A critical consideration by TLTX is that notional option coverage is not determined by the fund's total asset value, but rather by a strategic coverage ratio. The fund typically maintains notional coverage equivalent to approximately half its duration exposure. Since bond prices typically share a negative relationship with interest rates, we expect writing call options at a notional value that represent half the fund’s duration will capture roughly half the upside potential of its Treasury holdings when interest rates are on the decline while collecting option premiums. On the other hand, when interest rates are on the rise, the fund remains exposed to the full downside of its Treasury positions, with option premiums providing a partial offset.
Many of the functions of TLTX’s investment strategy could be deemed deliberate and systematic. For instance, the fund seeks to utilize weekly call options with consistency as opposed to longer-dated options in an effort to attract higher annualized premiums. This rationale stems from option contracts typically losing value more rapidly the closer that they get to expiration. As a function of this more-rapid time value decay, the seller is typically afforded more generous premium compensation when transacting the trade. Thus, by selling short-term weekly options in succession rather than longer-term options the fund can potentially capture this accelerated decrease in value more efficiently.

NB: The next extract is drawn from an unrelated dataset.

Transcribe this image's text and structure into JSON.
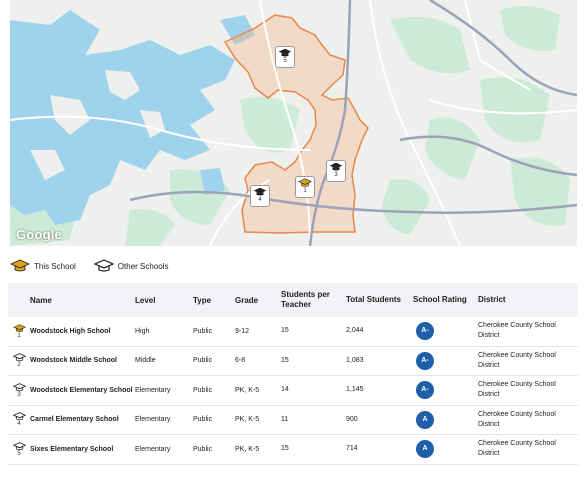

Outside these systematic functions, however, the fund’s active portfolio managers are granted the flexibility to perform their trades utilizing varying levels of moneyness and notional coverage, while seeking opportunistic timing in an effort to manage risk and seek out advantageous pricing. The call options that are being written by TLTX are expected to have strike prices that are only slightly out of the money, and the degree of notional that is covered is expected to remain relatively consistent at around half the portfolio’s duration. However, having the flexibility to actively govern these factors may open up the opportunity to enhance returns.
Treasury investment returns fundamentally depend on the interest rates investors can capture from these instruments. The Global X Treasury Bond Enhanced Income ETF seeks to enhance this income potential by systematically writing call options. The premiums received from writing the options can help buffer against capital losses in environments when interest rates rise, or act as a supplement to the returns of a basket of long-duration treasury securities when the rate environment is static. The fund has the potential to be utilized as a single source of distributions, or as a pairing with a broader basket of treasuries to help manage volatility and maintain upside potential.